Handling the "." Key

Now we want the "." key to toggle the input between the whole number and decimal portions of the string, selecting the entire part. So we'll need to capture the decimal point Change and manipulate it. Here's the logic that will do that:

int decimalPos = change.getControlText().indexOf(".");
if (change.getText().equals(".")) {
    change.setText("");
    change.setRange(0, 0);
    if (change.getControlCaretPosition() <= decimalPos) {
        change.setCaretPosition(decimalPos + 1);
        change.setAnchor(change.getControlText().length());
    } else {
        change.setCaretPosition(decimalPos);
        change.setAnchor(0);
    }
    return change;
}

We've introduced decimalPos because it we're going to be using it in two places now.

First, we clear the text in the change, since we don't actually want to add a "." to the string. Then we set the change range to (0,0) since we don't want to be removing any text either. So now the Change can't actually change the TextField string.

Next, we need to determine which portion of the number the caret is currently in, the whole number part or the decimal part. We do this by comparing it's position to the position of the "." in the string. Note that we care about where the caret was BEFORE the change would have been applied, so we're going to get it's position from getControlText().

Finally, we set the caret just to either side of the ".", and then set anchor to either the beginning or the end of the string. This will create a selection in the TextField.

Once again, since we're not changing the contents of the TextField string, there's no need to run it through the regex to see if it's in the correct format.
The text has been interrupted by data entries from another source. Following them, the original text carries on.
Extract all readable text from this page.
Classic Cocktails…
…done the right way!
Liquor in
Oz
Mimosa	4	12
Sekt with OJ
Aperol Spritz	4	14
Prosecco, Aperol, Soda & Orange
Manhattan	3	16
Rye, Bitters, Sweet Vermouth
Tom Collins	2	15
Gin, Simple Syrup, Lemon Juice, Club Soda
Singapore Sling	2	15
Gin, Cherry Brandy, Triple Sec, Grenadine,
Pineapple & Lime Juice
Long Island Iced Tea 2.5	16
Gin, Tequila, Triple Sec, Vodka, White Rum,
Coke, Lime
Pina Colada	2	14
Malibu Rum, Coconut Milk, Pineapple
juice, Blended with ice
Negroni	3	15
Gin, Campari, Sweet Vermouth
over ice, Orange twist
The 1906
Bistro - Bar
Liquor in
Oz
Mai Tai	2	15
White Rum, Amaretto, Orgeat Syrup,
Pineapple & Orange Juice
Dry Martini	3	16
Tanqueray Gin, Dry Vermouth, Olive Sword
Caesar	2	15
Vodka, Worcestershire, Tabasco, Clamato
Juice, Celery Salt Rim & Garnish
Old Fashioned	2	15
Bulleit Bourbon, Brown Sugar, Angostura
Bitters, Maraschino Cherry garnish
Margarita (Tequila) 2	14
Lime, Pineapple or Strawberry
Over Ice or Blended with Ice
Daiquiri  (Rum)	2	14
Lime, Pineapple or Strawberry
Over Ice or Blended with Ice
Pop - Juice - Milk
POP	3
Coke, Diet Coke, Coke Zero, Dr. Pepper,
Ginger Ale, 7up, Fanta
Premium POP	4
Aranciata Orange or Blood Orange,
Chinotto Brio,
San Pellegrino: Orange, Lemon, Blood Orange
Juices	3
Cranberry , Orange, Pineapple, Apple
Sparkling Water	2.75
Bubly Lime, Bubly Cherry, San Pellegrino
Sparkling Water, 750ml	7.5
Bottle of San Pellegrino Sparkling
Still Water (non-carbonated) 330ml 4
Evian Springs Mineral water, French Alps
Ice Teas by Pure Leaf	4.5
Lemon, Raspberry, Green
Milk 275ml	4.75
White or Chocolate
Now the Filter looks like this, with the new logic inserted and the console output removed:

public class FixedDecimalFilter implements UnaryOperator<TextFormatter.Change> {

    @Override
    public TextFormatter.Change apply(TextFormatter.Change change) {
        int decimalPos = change.getControlText().indexOf(".");
        if (change.getText().isEmpty() && isEverythingSelected(change)) {
            change.selectRange(0, decimalPos);
            return change;
        }
        if (change.getText().equals(".")) {
            change.setText("");
            change.setRange(0, 0);
            if (change.getControlCaretPosition() <= decimalPos) {
                change.setCaretPosition(decimalPos + 1);
                change.setAnchor(change.getControlText().length());
            } else {
                change.setCaretPosition(decimalPos);
                change.setAnchor(0);
            }
            return change;
        }
        if (change.getControlNewText().matches("-?([0-9]*)?(\\.[0-9]*)?")) {
            return change;
        }
        return null;
    }

    private boolean isEverythingSelected(TextFormatter.Change change) {
        return (change.getSelection().getStart() == 0) && (change.getSelection().getEnd() == change.getControlText().length());
    }
}

That's all for this part. We still need to handle the scrolling of the decimal portion as digits are added or removed, and the "-" sign. We'll do that in Part 3.